J'étais assez sceptique. Je ne me souvenais pas avoir tué qui que ce soit. Ma réaction pouvait me porter préjudice. Je devais jouer le jeu.
- Johanna et Mickaek Purs.
Impossible. Je me sentis blêmir. Je pensais contrôler la situation mais j'entendis des mots que je ne voulais pas dire sortir de ma bouche.
- Je ne les ai pas tué. J'aurais pu tuer n'importe qui sauf eux. Enfin... J'aurais pu en fait, sans le moindre remord. Mais pas maintenant.
- Une arme a été trouvée chez eux. Il s'agissait d'un sabre. Des empreintes ont été trouvées et il semblerait que ce soit les vôtres.
- Je les ai haï, détesté, j'ai longtemps imaginé une vengeance, mais j'aurais jamais pu les tuer ! Pas maintenant ! Parce que...
- Parce que ?
- Je les aimais. Ils étaient une autre forme de drogue. Alors que je vous ai dit que je n'aimais pas les gens, ceux-là, j'en suis tombé amoureux.
- Vous êtes...
- Bisexuel oui. Je suis sorti avec plusieurs filles et plusieurs mecs, mais eux... J'aurais décidé de les tuer mais pas maintenant. C'était trop tôt.
- Je vois... Drake, vous ne considérez pas vraiment vos sentiments d'après ce que je vois. Vous étiez prêt à tuer des gens dont vous êtes tomber amoureux. Pourquoi ?
- Par pure vengeance. C'est si évident. Je nourrissais une haine si profonde envers eux, et fallait que je m'en débarasse. Alors ils devaient mourir. Mais pas maintenant et pas dans ces conditions.
- Par vengeance ?
- Qu'est-ce que vous vouler savoir ? Ce qu'il se passe dans ma tête ou ce qui m'est arrivé ? - Hum... Passons. Avez-vous déjà mené quelqu'un à la mort ou tenté de tuer quelqu'un ?
- ...
- Dans ce cas, vous avez un réel problème, Drake.
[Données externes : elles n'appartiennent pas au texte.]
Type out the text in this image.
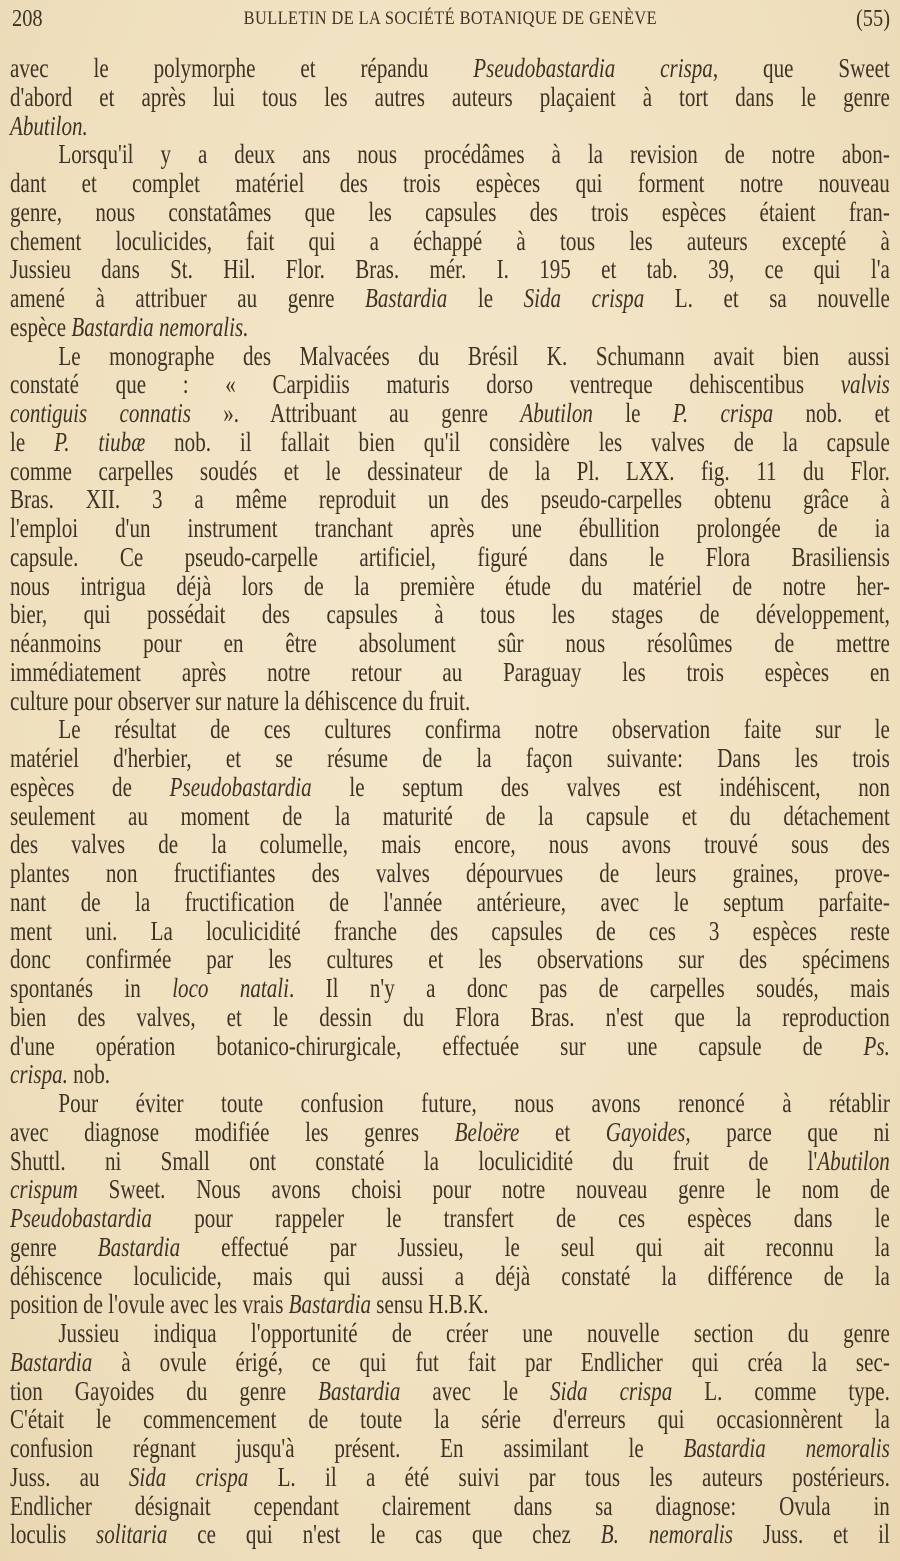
208	BULLETIN DE LA SOCIÉTÉ BOTANIQUE DE GENÈVE	(55)
avec le polymorphe et répandu Pseudobastardia crispa, que Sweet
d'abord et après lui tous les autres auteurs plaçaient à tort dans le genre
Abutilon.
Lorsqu'il y a deux ans nous procédâmes à la revision de notre abon-
dant et complet matériel des trois espèces qui forment notre nouveau
genre, nous constatâmes que les capsules des trois espèces étaient fran-
chement loculicides, fait qui a échappé à tous les auteurs excepté à
Jussieu dans St. Hil. Flor. Bras. mér. I. 195 et tab. 39, ce qui l'a
amené à attribuer au genre Bastardia le Sida crispa L. et sa nouvelle
espèce Bastardia nemoralis.
Le monographe des Malvacées du Brésil K. Schumann avait bien aussi
constaté que : « Carpidiis maturis dorso ventreque dehiscentibus valvis
contiguis connatis ». Attribuant au genre Abutilon le P. crispa nob. et
le P. tiubæ nob. il fallait bien qu'il considère les valves de la capsule
comme carpelles soudés et le dessinateur de la Pl. LXX. fig. 11 du Flor.
Bras. XII. 3 a même reproduit un des pseudo-carpelles obtenu grâce à
l'emploi d'un instrument tranchant après une ébullition prolongée de ia
capsule. Ce pseudo-carpelle artificiel, figuré dans le Flora Brasiliensis
nous intrigua déjà lors de la première étude du matériel de notre her-
bier, qui possédait des capsules à tous les stages de développement,
néanmoins pour en être absolument sûr nous résolûmes de mettre
immédiatement après notre retour au Paraguay les trois espèces en
culture pour observer sur nature la déhiscence du fruit.
Le résultat de ces cultures confirma notre observation faite sur le
matériel d'herbier, et se résume de la façon suivante: Dans les trois
espèces de Pseudobastardia le septum des valves est indéhiscent, non
seulement au moment de la maturité de la capsule et du détachement
des valves de la columelle, mais encore, nous avons trouvé sous des
plantes non fructifiantes des valves dépourvues de leurs graines, prove-
nant de la fructification de l'année antérieure, avec le septum parfaite-
ment uni. La loculicidité franche des capsules de ces 3 espèces reste
donc confirmée par les cultures et les observations sur des spécimens
spontanés in loco natali. Il n'y a donc pas de carpelles soudés, mais
bien des valves, et le dessin du Flora Bras. n'est que la reproduction
d'une opération botanico-chirurgicale, effectuée sur une capsule de Ps.
crispa. nob.
Pour éviter toute confusion future, nous avons renoncé à rétablir
avec diagnose modifiée les genres Beloëre et Gayoides, parce que ni
Shuttl. ni Small ont constaté la loculicidité du fruit de l'Abutilon
crispum Sweet. Nous avons choisi pour notre nouveau genre le nom de
Pseudobastardia pour rappeler le transfert de ces espèces dans le
genre Bastardia effectué par Jussieu, le seul qui ait reconnu la
déhiscence loculicide, mais qui aussi a déjà constaté la différence de la
position de l'ovule avec les vrais Bastardia sensu H.B.K.
Jussieu indiqua l'opportunité de créer une nouvelle section du genre
Bastardia à ovule érigé, ce qui fut fait par Endlicher qui créa la sec-
tion Gayoides du genre Bastardia avec le Sida crispa L. comme type.
C'était le commencement de toute la série d'erreurs qui occasionnèrent la
confusion régnant jusqu'à présent. En assimilant le Bastardia nemoralis
Juss. au Sida crispa L. il a été suivi par tous les auteurs postérieurs.
Endlicher désignait cependant clairement dans sa diagnose: Ovula in
loculis solitaria ce qui n'est le cas que chez B. nemoralis Juss. et il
- Même vous, vous ne comprenez pas... Vous êtes stupide. Non, ça dépasse même ce stade. Vous êtes aussi inutile que ceux qui m'entourent.
- Je vais à présent parler avec vos parents.
J'avais une envie horrible de le saisir par sa cravate et de le frapper. Mais je n'en fis rien et retournai m'appuyer contre un mur, les bras croisés et la tête tournée vers la fenêtre.
- Il ne vous a rien fait ? demanda mon père.
- Non, Monsieur Jones, ne vous en faites pas.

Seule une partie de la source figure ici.